The Family Issue

in 33rd Jerusalem Film Festival

by Pierre-Simon Gutman

One of the Israeli films presented in the 33rd edition of the Jerusalem Film Festival, We Had a Forest, deals with a very painful and actual subject: the death, by heat, of children left in the car by a parent. This is a highly sensitive topic, apparently very much in the mind of the audience: multiple deaths of this kind have happened in Israel, the U.S. and Spain. We had a Forest by writer director Guy Raz serves as a reminder that this can actually happen to everyone, even a good and devoted father like the protagonist of the picture, who is stressed out by work. Yet, despite the obvious pedagogic objective of the film, what is left is something else – a proof of a strangely omnipresent theme at this year Jerusalem Film Festival. The little game of finding a coherent narrative for a whole selection may seem a bit sterile, but this year, especially in the first features section, the family, in all its forms and meanings, was everywhere. We had a Forest was never stronger than when it was simply filming this family, in its happy moments and later in its attempts to rebuild itself.

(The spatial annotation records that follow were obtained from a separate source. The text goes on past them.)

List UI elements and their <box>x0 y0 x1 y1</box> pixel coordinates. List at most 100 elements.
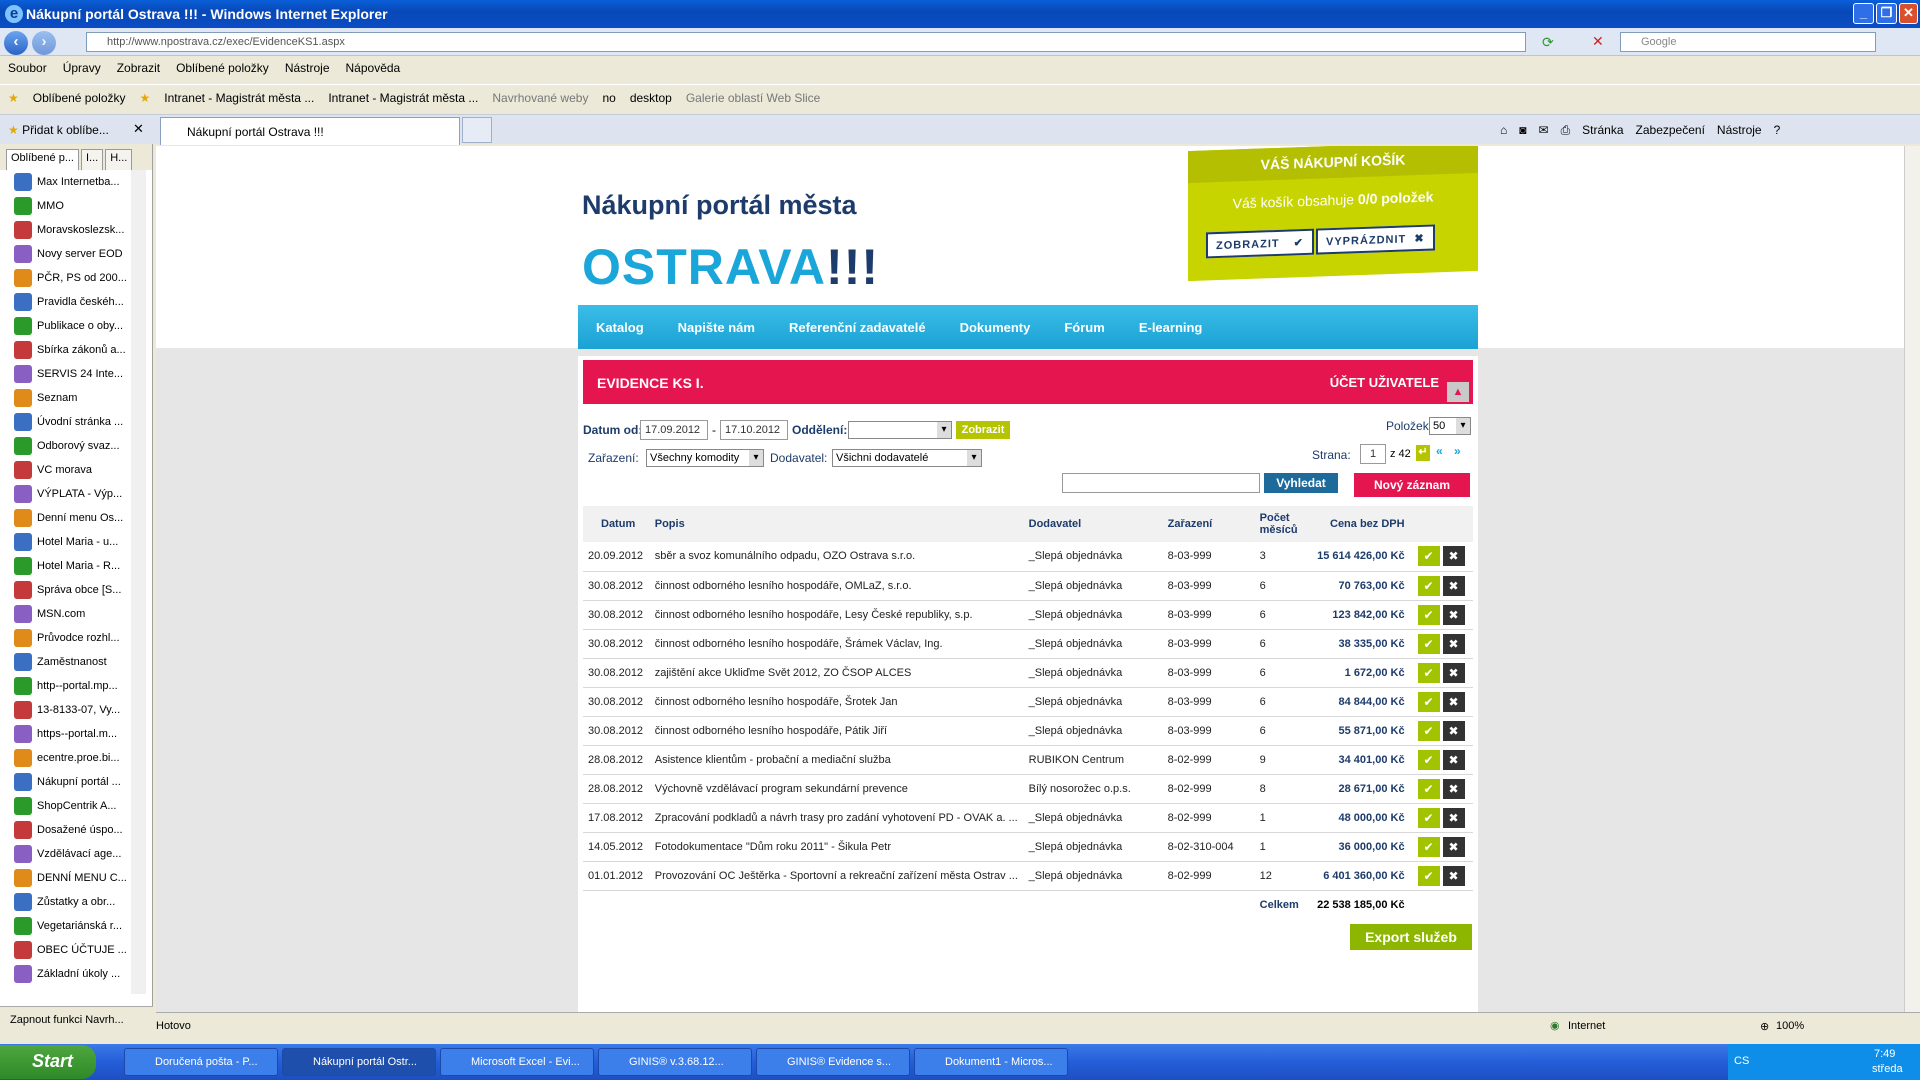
add-to-favorites-button[interactable]: ★ Přidat k oblíbe... <box>8 123 109 137</box>
task-outlook[interactable]: Doručená pošta - P... <box>124 1048 278 1076</box>
favorite-item[interactable]: VC morava <box>0 458 128 482</box>
favorite-item[interactable]: MSN.com <box>0 602 128 626</box>
favorite-item[interactable]: Seznam <box>0 386 128 410</box>
search-input[interactable]: Google <box>1620 32 1876 52</box>
search-button[interactable]: Vyhledat <box>1264 473 1338 493</box>
tab-active[interactable]: Nákupní portál Ostrava !!! <box>160 117 460 145</box>
favorite-item[interactable]: OBEC ÚČTUJE ... <box>0 938 128 962</box>
cart-empty-button[interactable]: VYPRÁZDNIT ✖ <box>1316 224 1435 255</box>
prev-page-icon[interactable]: « <box>1436 444 1443 458</box>
confirm-check-icon[interactable]: ✔ <box>1417 778 1440 799</box>
favorite-item[interactable]: Vzdělávací age... <box>0 842 128 866</box>
sidebar-scrollbar[interactable] <box>131 170 146 994</box>
print-icon[interactable]: ⎙ <box>1561 123 1571 138</box>
new-tab-button[interactable] <box>462 117 492 143</box>
favorite-item[interactable]: ShopCentrik A... <box>0 794 128 818</box>
delete-x-icon[interactable]: ✖ <box>1442 604 1465 625</box>
confirm-check-icon[interactable]: ✔ <box>1417 749 1440 770</box>
confirm-check-icon[interactable]: ✔ <box>1417 836 1440 857</box>
delete-x-icon[interactable]: ✖ <box>1442 865 1465 886</box>
delete-x-icon[interactable]: ✖ <box>1442 691 1465 712</box>
fav-link-no[interactable]: no <box>602 91 615 105</box>
sidebar-tab-history[interactable]: H... <box>105 149 133 170</box>
col-classification[interactable]: Zařazení <box>1162 506 1255 542</box>
table-row[interactable]: 01.01.2012 Provozování OC Ještěrka - Spor… <box>583 861 1473 891</box>
nav-documents[interactable]: Dokumenty <box>960 320 1031 335</box>
brand-city[interactable]: OSTRAVA!!! <box>582 238 879 296</box>
confirm-check-icon[interactable]: ✔ <box>1417 865 1440 886</box>
col-supplier[interactable]: Dodavatel <box>1023 506 1163 542</box>
favorite-item[interactable]: MMO <box>0 194 128 218</box>
favorite-item[interactable]: Publikace o oby... <box>0 314 128 338</box>
maximize-button[interactable]: ❐ <box>1876 3 1897 24</box>
help-icon[interactable]: ? <box>1774 123 1781 138</box>
task-ginis[interactable]: GINIS® v.3.68.12... <box>598 1048 752 1076</box>
task-word[interactable]: Dokument1 - Micros... <box>914 1048 1068 1076</box>
table-row[interactable]: 28.08.2012 Asistence klientům - probační … <box>583 745 1473 775</box>
classification-select[interactable]: Všechny komodity <box>646 449 764 467</box>
zoom-level[interactable]: 100% <box>1776 1020 1804 1032</box>
clock-time[interactable]: 7:49 <box>1874 1048 1895 1060</box>
items-select[interactable]: 50 <box>1429 417 1471 435</box>
refresh-icon[interactable]: ⟳ <box>1542 34 1558 50</box>
delete-x-icon[interactable]: ✖ <box>1442 836 1465 857</box>
table-row[interactable]: 14.05.2012 Fotodokumentace "Dům roku 2011… <box>583 832 1473 862</box>
close-button[interactable]: ✕ <box>1899 3 1918 24</box>
menu-tools[interactable]: Nástroje <box>285 61 330 75</box>
start-button[interactable]: Start <box>0 1045 96 1079</box>
nav-forum[interactable]: Fórum <box>1064 320 1104 335</box>
favorite-item[interactable]: http--portal.mp... <box>0 674 128 698</box>
zoom-icon[interactable]: ⊕ <box>1760 1020 1769 1033</box>
close-sidebar-icon[interactable]: ✕ <box>133 121 144 137</box>
col-description[interactable]: Popis <box>649 506 1024 542</box>
nav-write-us[interactable]: Napište nám <box>678 320 755 335</box>
favorite-item[interactable]: Hotel Maria - u... <box>0 530 128 554</box>
favorite-item[interactable]: Max Internetba... <box>0 170 128 194</box>
favorite-item[interactable]: Moravskoslezsk... <box>0 218 128 242</box>
date-to-input[interactable]: 17.10.2012 <box>720 420 788 440</box>
date-from-input[interactable]: 17.09.2012 <box>640 420 708 440</box>
confirm-check-icon[interactable]: ✔ <box>1417 807 1440 828</box>
favorite-item[interactable]: 13-8133-07, Vy... <box>0 698 128 722</box>
delete-x-icon[interactable]: ✖ <box>1442 575 1465 596</box>
nav-catalog[interactable]: Katalog <box>596 320 644 335</box>
confirm-check-icon[interactable]: ✔ <box>1417 691 1440 712</box>
delete-x-icon[interactable]: ✖ <box>1442 807 1465 828</box>
fav-web-slice-gallery[interactable]: Galerie oblastí Web Slice <box>686 91 821 105</box>
menu-favorites[interactable]: Oblíbené položky <box>176 61 269 75</box>
page-go-icon[interactable]: ↵ <box>1416 445 1430 461</box>
page-input[interactable]: 1 <box>1360 444 1386 464</box>
menu-help[interactable]: Nápověda <box>346 61 401 75</box>
delete-x-icon[interactable]: ✖ <box>1442 749 1465 770</box>
menu-file[interactable]: Soubor <box>8 61 47 75</box>
task-excel[interactable]: Microsoft Excel - Evi... <box>440 1048 594 1076</box>
stop-icon[interactable]: ✕ <box>1592 33 1608 49</box>
table-row[interactable]: 17.08.2012 Zpracování podkladů a návrh tr… <box>583 803 1473 833</box>
fav-link-2[interactable]: Intranet - Magistrát města ... <box>328 91 478 105</box>
favorite-item[interactable]: Zůstatky a obr... <box>0 890 128 914</box>
supplier-select[interactable]: Všichni dodavatelé <box>832 449 982 467</box>
menu-view[interactable]: Zobrazit <box>117 61 160 75</box>
feeds-icon[interactable]: ◙ <box>1519 123 1526 138</box>
language-indicator[interactable]: CS <box>1734 1055 1749 1067</box>
department-select[interactable] <box>848 421 952 439</box>
next-page-icon[interactable]: » <box>1454 444 1461 458</box>
table-row[interactable]: 30.08.2012 činnost odborného lesního hosp… <box>583 600 1473 630</box>
back-button[interactable]: ‹ <box>4 31 28 55</box>
show-button[interactable]: Zobrazit <box>956 421 1010 439</box>
favorite-item[interactable]: Sbírka zákonů a... <box>0 338 128 362</box>
home-icon[interactable]: ⌂ <box>1500 123 1507 138</box>
delete-x-icon[interactable]: ✖ <box>1442 778 1465 799</box>
confirm-check-icon[interactable]: ✔ <box>1417 662 1440 683</box>
safety-menu[interactable]: Zabezpečení <box>1636 123 1705 138</box>
favorite-item[interactable]: Správa obce [S... <box>0 578 128 602</box>
tools-menu[interactable]: Nástroje <box>1717 123 1762 138</box>
fav-link-desktop[interactable]: desktop <box>630 91 672 105</box>
table-row[interactable]: 30.08.2012 činnost odborného lesního hosp… <box>583 716 1473 746</box>
favorite-item[interactable]: https--portal.m... <box>0 722 128 746</box>
page-scrollbar[interactable] <box>1904 146 1920 1012</box>
col-date[interactable]: Datum <box>583 506 650 542</box>
forward-button[interactable]: › <box>32 31 56 55</box>
delete-x-icon[interactable]: ✖ <box>1442 546 1465 567</box>
favorite-item[interactable]: DENNÍ MENU C... <box>0 866 128 890</box>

That theme was apparent in almost every image: a couple willing to do anything to look like a family in Mehmet Can Mertoglu’s Album; another torn apart by separation in the Czech Family Film (Rodinni Film) by Olmo Omerzu. Other families were ruptured by imprisonment, as in Magnus von Horn’s The Here After (Efterskalv), by grief, as in One Week and a Day, winner of the best film award in the Israeli competition, or simply by time and distance, as in Dorit Hakim’s Moon in the 12th House. The pattern was almost repetitive – something breaks the center of a family, and the rebuilding forms the main narrative, with all the questions flowing from it. What is a family, what makes it a unit or what splits it apart? What is the nature of a family, its essence, can it be repaired, can it be artificially created, is it for real or just a construction of the mind? Is it about blood or does it go beyond that, with groups linked by a common passion that in turn create another, nuclear, but maybe very real new kind of family? Family Film took this notion quite literally, by showing an actual family that keeps reinventing and redefining itself, exhausting every possibility. Instead of telling one story, this film is composed of micro narratives.

The obvious element that, for narrative and emotional reasons, cannot be escaped, is loss. We Had a Forest disappoints a little, probably because it doesn’t focus on something that occupied pretty much all the other films in the selection: what happens after the grief and the death? How do you become a unified group again? It is an old theme, for sure, that has haunted classics by such directors as Nanni Moretti and Nicholas Roeg. But this year in Jerusalem a kind of new twist was added to the familiar pattern. The movies weren’t obsessed as much by death but by the restructuring of the family. Strangely enough, a unique question rose from almost all the films presented: what make the family a reality, a lie, or a true bond stronger than life? The answers were sometimes sarcastic, sometimes moving, and they forced us to face our lives, our situation, and to confront our own visions of the issue.